World Television Day (21/11)

World Television Day, celebrated annually on November 21, was proclaimed by the UN General Assembly in December 1996 (resolution № A/RES/51/205), to commemorate the date of the first World Television Forum at the UN in 1996.

The UN established this Day recognizing the increasing impact that television has on decision-making processes, drawing global attention to conflicts and threats to peace and security, as well as its potential role in focusing on other major issues, including economic and social issues. Television has been recognized as an important tool for influencing – orientation, direction and monitoring of public opinion. It is difficult to overestimate its impact and impact on world politics.

World Television Day is essentially dedicated to the philosophy that television brings to our lives, rather than to its technical aspects. In the modern world, television is a symbol of connection and globalization.

States were therefore encouraged to celebrate the day by sharing television programs on issues such as peace, security, economic and social development and increased cultural exchange.

Although the holiday itself began to be celebrated not so long ago, the history of television began about a century ago. And the first experiments using electron beams to transmit and receive images over certain distances were carried out in the early 1920s in the USA, Japan and the Soviet Union.

In 1933, an American engineer of Russian origin, Vladimir Zvorykin, managed to invent a cathode tube, which became the main part of the TV. Thanks to Zvorykin’s discovery, regular television programs began in Great Britain and Germany already in 1936, and — in the USA in 1941. However, it was only in the 50s of the 20th century that television broadcasting became widespread in Europe. In most developing countries, their own public and private television companies emerged even later, in the 60s — in the early 70s. Today there are probably no states left in the world that are not covered by television broadcasting.

The history of Russian television dates back to experimental broadcasts of television programs that were broadcast from Moscow already in the 30s of the 20th century using the small-frame mechanical television system. In 1932, the first transmission of a moving image took place. In 1937, the first television center was organized on Shabolovka. From 1938 it carried out experimental television broadcasting based on electronic systems, and from 1939 regular television broadcasting began. The first broadcast was a screening of a film about the opening of the 18th Congress of the All-Union Communist Party (Bolsheviks). In the future, the active development of television in the Soviet Union was prevented by the Great Patriotic War. Two days before its end on May —7, 1945, the — television center on Shabolovka resumed broadcasting programs, and on December 15 of the same year it was the first in Europe to begin regular television broadcasting twice a week.

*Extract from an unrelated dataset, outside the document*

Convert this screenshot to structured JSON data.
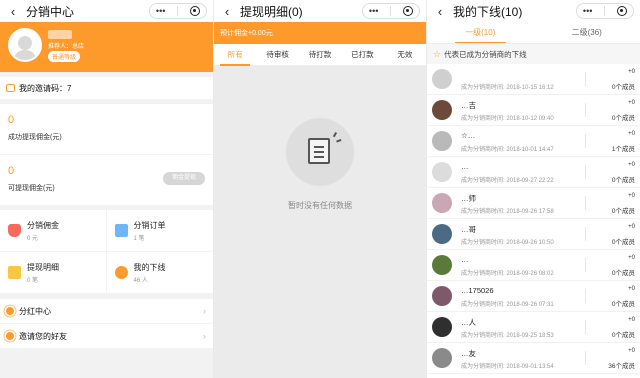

With the development of satellite television broadcasting, it has become possible to receive television programs from almost anywhere in the world.

In the modern world, despite the growing popularity of the Internet as a source of information and entertainment, especially among young people, television is still the largest source of content and represents a symbol of connection and globalization. It plays a huge role throughout the world, influencing, among other things, the formation of public opinion and the education of the younger generation.

Television of the United Nations itself, which began its work in 1947, constantly prepares reports on humanitarian crises around the world, makes documentaries about current issues of our time, such as human rights, peace and security, development, and broadcasts live from meetings of the General Assembly and Security Council.

Therefore, the UN invites all member states and representatives of the world's leading media to pay more attention to the information that is now broadcast from screens, giving preference to such programs that are devoted to education, education and promotion of universal and cultural values, tolerance, peace and expansion of cultural exchange.